I am reading Berkes et al. (2003) about the GARCH model. Could someone help me figure out the proof of one lemma in the paper?
$\mathbf{Lemma.}$ If $\{\xi_k, 0\leq\xi_k<\infty\}$ is a sequence of identically distributed random variables satisfying \begin{equation} \mathrm{E}\log^{+}|\xi_0|<\infty, \tag{1} \end{equation} then $\sum_{k=0}^{\infty}z^{k}\xi_k$ converges with probability one for any $|z|<1$. Note, $\log ^{+} x=\log x$ if $x>1$, and $0$ otherwise.

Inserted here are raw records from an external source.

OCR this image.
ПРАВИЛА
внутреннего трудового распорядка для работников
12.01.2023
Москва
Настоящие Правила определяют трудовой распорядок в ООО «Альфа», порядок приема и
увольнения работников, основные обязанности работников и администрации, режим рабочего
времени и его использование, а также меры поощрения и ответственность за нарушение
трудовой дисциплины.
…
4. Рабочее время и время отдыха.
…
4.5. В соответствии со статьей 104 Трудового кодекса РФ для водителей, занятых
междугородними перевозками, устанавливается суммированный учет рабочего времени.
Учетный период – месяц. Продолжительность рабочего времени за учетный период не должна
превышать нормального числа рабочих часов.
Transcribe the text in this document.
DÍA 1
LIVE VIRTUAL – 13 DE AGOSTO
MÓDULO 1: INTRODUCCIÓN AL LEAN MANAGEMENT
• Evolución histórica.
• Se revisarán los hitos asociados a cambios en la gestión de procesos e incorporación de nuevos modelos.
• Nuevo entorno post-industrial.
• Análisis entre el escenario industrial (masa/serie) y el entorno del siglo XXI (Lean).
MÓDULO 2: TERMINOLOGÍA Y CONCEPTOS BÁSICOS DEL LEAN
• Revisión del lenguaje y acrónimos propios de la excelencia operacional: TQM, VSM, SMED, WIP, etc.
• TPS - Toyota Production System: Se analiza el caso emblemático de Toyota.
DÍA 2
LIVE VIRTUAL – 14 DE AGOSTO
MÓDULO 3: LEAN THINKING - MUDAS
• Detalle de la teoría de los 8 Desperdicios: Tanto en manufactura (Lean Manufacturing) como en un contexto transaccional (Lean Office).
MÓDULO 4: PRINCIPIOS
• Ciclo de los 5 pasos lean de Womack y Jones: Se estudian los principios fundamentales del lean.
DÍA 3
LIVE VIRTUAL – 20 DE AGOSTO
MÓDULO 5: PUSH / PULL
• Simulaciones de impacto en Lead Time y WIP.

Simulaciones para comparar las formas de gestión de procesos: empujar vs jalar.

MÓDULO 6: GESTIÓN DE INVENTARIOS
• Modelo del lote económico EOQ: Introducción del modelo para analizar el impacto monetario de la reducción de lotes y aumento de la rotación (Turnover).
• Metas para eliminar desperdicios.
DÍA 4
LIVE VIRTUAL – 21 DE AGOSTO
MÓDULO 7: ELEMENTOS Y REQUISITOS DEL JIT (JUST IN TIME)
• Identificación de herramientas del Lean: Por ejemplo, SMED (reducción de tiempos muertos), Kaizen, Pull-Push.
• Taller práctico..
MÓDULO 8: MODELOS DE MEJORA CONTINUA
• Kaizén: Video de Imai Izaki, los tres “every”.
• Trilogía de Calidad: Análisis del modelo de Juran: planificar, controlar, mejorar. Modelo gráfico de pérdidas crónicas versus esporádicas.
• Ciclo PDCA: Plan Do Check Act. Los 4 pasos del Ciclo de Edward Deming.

$\mathbf{Proof.}$ By the Borel-Cantelli lemma it is enough to prove that, for any $\zeta>1$, \begin{equation} \sum_{k=1}^{\infty}P\{|\xi_{k}|>\zeta^{k}\}<\infty. \tag{2} \end{equation}
The distribution of $\xi_k$ does not depend on $k$, so \begin{align} \sum_{k=1}^{\infty} P\{|\xi_{k}|>\zeta^{k}\} &=P\{\log^{+}|\xi_k|>k\log\zeta\}\nonumber \\ &=\sum_{k=1}^{\infty} P\{\log^{+}|\xi_0|>k\log\zeta\} \tag{3} \\[10pt] &\leq\mathrm{E} \log^{+} |\xi_0|/\log \zeta, \tag{4} \end{align} and thus $(1)$ implies $(2)$.
$\Box$
$\mathbf{Question.}$ It seems to me that $(3)$ does not imply $(4)$. It is natural to apply the Markov inequality to $(3)$ and we have $\sum_{k=0}^{\infty} P\{\log^{+}|\xi_0|>k\log\zeta\}\leq \sum_{k=1}^{\infty}\frac{\mathrm{E}\log^{+}|\xi_0|}{k\log\zeta}$. Since the harmonic sequence, $\sum_{k=1}^{\infty}\frac{1}{k}$, does not converge, we cannot get $(4)$ by using the Markov inequality. Did I miss something here?
References:
- I. Berkes, L. Horváth and P. Kokoszka. GARCH processes: structure and estimation. Bernoulli 9 (2003), no. 2, 201--227. doi:10.3150/bj/1068128975.